The utilitarian answer is simple: sell the horse, take the money, let the buyer worry about the curse. The market will sort it out. If the horse is truly cursed, the buyer will learn a lesson about buying cursed horses. If the curse is superstition, no harm is done.
Yu Liang's answer was different. He refused to participate in a system that transferred harm from the informed to the ignorant. His ethics were not consequentialist — they were deontological. The act of selling a cursed horse was wrong, regardless of the outcome.
The Horse's Fate
Yu Liang kept the horse. He rode it carefully, with full knowledge of the risk. The horse did not kill him — or rather, it did not kill him any faster than the political intrigues of the Eastern Jin court, which was itself a kind of cursed horse that everyone rode and no one could sell.
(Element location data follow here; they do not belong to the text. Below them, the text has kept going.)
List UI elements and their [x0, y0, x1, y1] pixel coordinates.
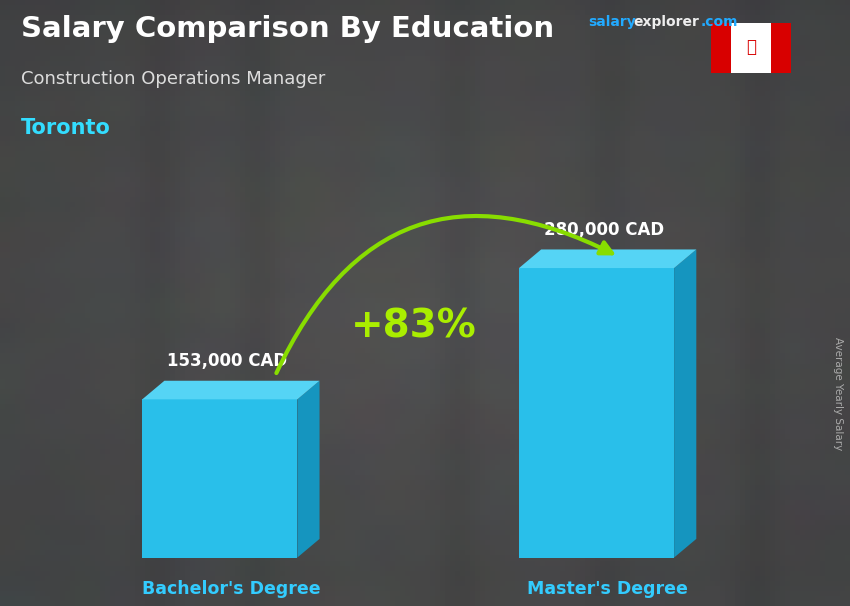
Text: 153,000 CAD: 153,000 CAD	[167, 353, 287, 370]
Polygon shape	[674, 250, 696, 558]
Bar	[771, 23, 791, 73]
Bar	[711, 23, 731, 73]
Text: Salary Comparison By Education: Salary Comparison By Education	[21, 15, 554, 43]
Polygon shape	[142, 381, 320, 399]
Text: 280,000 CAD: 280,000 CAD	[544, 221, 664, 239]
Polygon shape	[298, 381, 320, 558]
Text: Master's Degree: Master's Degree	[527, 581, 688, 598]
Bar	[142, 399, 298, 558]
Text: 🍁: 🍁	[746, 38, 756, 56]
Text: Construction Operations Manager: Construction Operations Manager	[21, 70, 326, 88]
Bar	[519, 268, 674, 558]
Text: Average Yearly Salary: Average Yearly Salary	[833, 338, 843, 450]
Polygon shape	[519, 250, 696, 268]
Text: salary: salary	[588, 15, 636, 29]
Text: +83%: +83%	[351, 308, 477, 346]
Text: .com: .com	[700, 15, 738, 29]
Text: Toronto: Toronto	[21, 118, 111, 138]
Text: explorer: explorer	[633, 15, 699, 29]
Text: Bachelor's Degree: Bachelor's Degree	[142, 581, 320, 598]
The Shishuo Xinyu does not record what happened to the horse after Yu Liang's death. Perhaps it was buried with him. Perhaps it was finally sold. Perhaps it wandered off into the mountains, freed from the curse of being someone's property.
The Lesson
Yu Liang's story is not about horses. It is about the things we carry — the burdens we refuse to put down, not because we are saints, but because putting them down would require us to harm someone else. This is the Wei-Jin definition of virtue: not the absence of temptation, but the refusal to let temptation become someone else's problem.
He could have sold the horse. No one would have blamed him. The market was willing. The buyer was willing. Only Yu Liang was unwilling — and that unwillingness, that stubborn refusal to participate in a system of transferred harm, is what makes the story endure.